Investigation of Inter-Ion Species Diffusion in Inertial Confinement Fusion Implosions

Anomalous fusion yield degradation has been observed for gas fill mixtures in inertial confinement fusion (ICF) implosions. These mixtures have included D/3He [Rygg, et al., Phys Plasmas, \textbf{13}, 052702 (2006)], D/T/3He [Herrmann, et al., Phys Plasmas, \textbf{16}, 056312 (2009)], D/Ar [Lindl, et al., Phys Plasmas, \textbf{11}, 339-491 (2004)] and even D/T [Casey, et al., PRL \textbf{108}, 075005 (2012)]. Fuel ion segregation has been suggested as a possible cause [Amendt, et al., PRL \textbf{18}, 056308 (2011); Kagan, et al., Phys Ltr A 10.1016 (2014)]. Segregation may be caused by inter-ion species diffusion driven by gradients in plasma pressure, temperature and electric field, either across a relatively narrow shock boundary or across the entire interior of the compressed capsule.

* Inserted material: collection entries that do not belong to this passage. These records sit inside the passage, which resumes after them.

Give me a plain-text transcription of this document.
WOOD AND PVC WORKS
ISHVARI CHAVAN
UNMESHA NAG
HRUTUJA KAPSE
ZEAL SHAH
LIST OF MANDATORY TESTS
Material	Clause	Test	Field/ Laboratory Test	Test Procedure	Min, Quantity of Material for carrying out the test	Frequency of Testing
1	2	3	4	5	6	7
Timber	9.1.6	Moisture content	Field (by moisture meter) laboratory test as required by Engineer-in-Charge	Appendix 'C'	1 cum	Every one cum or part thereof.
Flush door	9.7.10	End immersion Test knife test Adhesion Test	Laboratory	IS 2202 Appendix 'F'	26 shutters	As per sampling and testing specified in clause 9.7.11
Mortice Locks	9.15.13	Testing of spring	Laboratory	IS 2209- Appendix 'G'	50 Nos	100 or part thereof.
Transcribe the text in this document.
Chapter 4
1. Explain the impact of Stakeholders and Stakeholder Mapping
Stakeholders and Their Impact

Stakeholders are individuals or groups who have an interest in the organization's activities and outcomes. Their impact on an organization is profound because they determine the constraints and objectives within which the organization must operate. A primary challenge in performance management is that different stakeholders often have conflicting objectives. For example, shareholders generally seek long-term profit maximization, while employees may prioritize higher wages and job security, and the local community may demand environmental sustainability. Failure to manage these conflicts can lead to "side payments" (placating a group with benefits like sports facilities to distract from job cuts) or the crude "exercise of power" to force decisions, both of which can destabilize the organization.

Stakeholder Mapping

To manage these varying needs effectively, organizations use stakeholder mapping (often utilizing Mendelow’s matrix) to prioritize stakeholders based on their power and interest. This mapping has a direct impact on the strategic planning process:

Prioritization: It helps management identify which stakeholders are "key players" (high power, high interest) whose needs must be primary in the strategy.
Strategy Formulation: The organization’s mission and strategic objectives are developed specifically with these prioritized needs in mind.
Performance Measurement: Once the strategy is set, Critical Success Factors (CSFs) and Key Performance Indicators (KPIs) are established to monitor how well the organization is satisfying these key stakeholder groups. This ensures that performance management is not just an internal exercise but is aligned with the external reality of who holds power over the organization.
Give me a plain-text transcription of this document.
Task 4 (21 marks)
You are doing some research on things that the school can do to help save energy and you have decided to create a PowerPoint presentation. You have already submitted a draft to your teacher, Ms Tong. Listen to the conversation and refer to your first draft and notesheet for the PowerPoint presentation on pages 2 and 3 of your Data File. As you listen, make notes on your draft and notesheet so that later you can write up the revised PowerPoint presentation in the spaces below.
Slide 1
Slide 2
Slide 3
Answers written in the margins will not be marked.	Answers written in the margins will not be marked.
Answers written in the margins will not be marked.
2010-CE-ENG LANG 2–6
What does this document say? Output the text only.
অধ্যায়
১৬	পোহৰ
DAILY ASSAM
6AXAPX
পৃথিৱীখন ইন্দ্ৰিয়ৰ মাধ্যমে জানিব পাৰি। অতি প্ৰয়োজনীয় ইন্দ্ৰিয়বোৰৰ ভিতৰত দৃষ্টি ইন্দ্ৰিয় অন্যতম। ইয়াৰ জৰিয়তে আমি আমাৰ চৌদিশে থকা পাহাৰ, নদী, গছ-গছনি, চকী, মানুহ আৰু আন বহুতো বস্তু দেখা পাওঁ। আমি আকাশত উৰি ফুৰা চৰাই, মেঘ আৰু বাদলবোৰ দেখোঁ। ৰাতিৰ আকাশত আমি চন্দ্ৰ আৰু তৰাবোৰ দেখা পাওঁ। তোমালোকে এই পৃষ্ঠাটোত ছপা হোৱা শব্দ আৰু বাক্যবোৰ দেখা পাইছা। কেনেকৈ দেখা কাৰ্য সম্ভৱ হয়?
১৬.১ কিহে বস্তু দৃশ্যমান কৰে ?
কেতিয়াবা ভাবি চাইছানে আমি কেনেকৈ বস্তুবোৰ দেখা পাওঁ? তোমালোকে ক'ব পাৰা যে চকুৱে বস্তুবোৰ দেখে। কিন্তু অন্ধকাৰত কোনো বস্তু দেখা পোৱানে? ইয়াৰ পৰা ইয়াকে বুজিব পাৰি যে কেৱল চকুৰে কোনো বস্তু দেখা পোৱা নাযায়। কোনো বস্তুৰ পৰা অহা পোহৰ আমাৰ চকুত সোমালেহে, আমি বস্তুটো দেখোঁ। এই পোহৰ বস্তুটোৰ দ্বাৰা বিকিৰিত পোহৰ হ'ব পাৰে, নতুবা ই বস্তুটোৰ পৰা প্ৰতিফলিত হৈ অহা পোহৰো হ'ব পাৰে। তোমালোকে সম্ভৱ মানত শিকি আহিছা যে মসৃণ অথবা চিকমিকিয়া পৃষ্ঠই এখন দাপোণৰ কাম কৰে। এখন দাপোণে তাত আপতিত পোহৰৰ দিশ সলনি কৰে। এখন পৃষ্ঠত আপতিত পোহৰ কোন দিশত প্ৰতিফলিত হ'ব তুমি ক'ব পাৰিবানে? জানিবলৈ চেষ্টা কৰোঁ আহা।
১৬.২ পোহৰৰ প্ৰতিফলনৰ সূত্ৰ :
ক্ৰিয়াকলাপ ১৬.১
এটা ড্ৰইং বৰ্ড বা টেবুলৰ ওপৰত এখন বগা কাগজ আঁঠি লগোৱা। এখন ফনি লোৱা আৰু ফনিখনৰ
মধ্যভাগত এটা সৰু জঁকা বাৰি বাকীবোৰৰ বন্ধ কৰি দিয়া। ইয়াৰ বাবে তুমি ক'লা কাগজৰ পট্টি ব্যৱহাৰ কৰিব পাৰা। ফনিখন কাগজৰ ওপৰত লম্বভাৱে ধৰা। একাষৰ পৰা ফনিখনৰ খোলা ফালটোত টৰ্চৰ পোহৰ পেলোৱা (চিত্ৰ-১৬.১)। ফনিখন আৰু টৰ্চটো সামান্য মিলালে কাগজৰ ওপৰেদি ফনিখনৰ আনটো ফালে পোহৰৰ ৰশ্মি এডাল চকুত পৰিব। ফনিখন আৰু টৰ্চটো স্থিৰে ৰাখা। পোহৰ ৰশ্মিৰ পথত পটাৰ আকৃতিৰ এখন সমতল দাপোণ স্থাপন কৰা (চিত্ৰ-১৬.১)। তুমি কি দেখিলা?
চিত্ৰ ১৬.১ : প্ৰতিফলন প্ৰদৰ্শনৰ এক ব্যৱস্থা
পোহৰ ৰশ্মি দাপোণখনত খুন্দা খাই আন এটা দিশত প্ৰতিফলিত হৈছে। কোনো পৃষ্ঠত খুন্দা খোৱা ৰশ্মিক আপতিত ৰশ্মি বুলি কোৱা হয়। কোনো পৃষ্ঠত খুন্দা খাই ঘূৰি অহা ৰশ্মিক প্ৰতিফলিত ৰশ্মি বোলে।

It is expected that lower Z {\&}/or A ions will diffuse outward while higher Z {\&}/or A diffuse inward. In the case of D/T/3He, the 3He diffuses inward to the hotter core, reducing the DT reactivity. A D/T/H mixture should result in H diffusing outward, leaving the hotter core D {\&} T rich and hence enhance reactivity over the simulated expectation. Past results will be reviewed and plans for a hydro-equivalent comparison D/T/$^{\mathrm{3}}$He and D/T/H will be presented.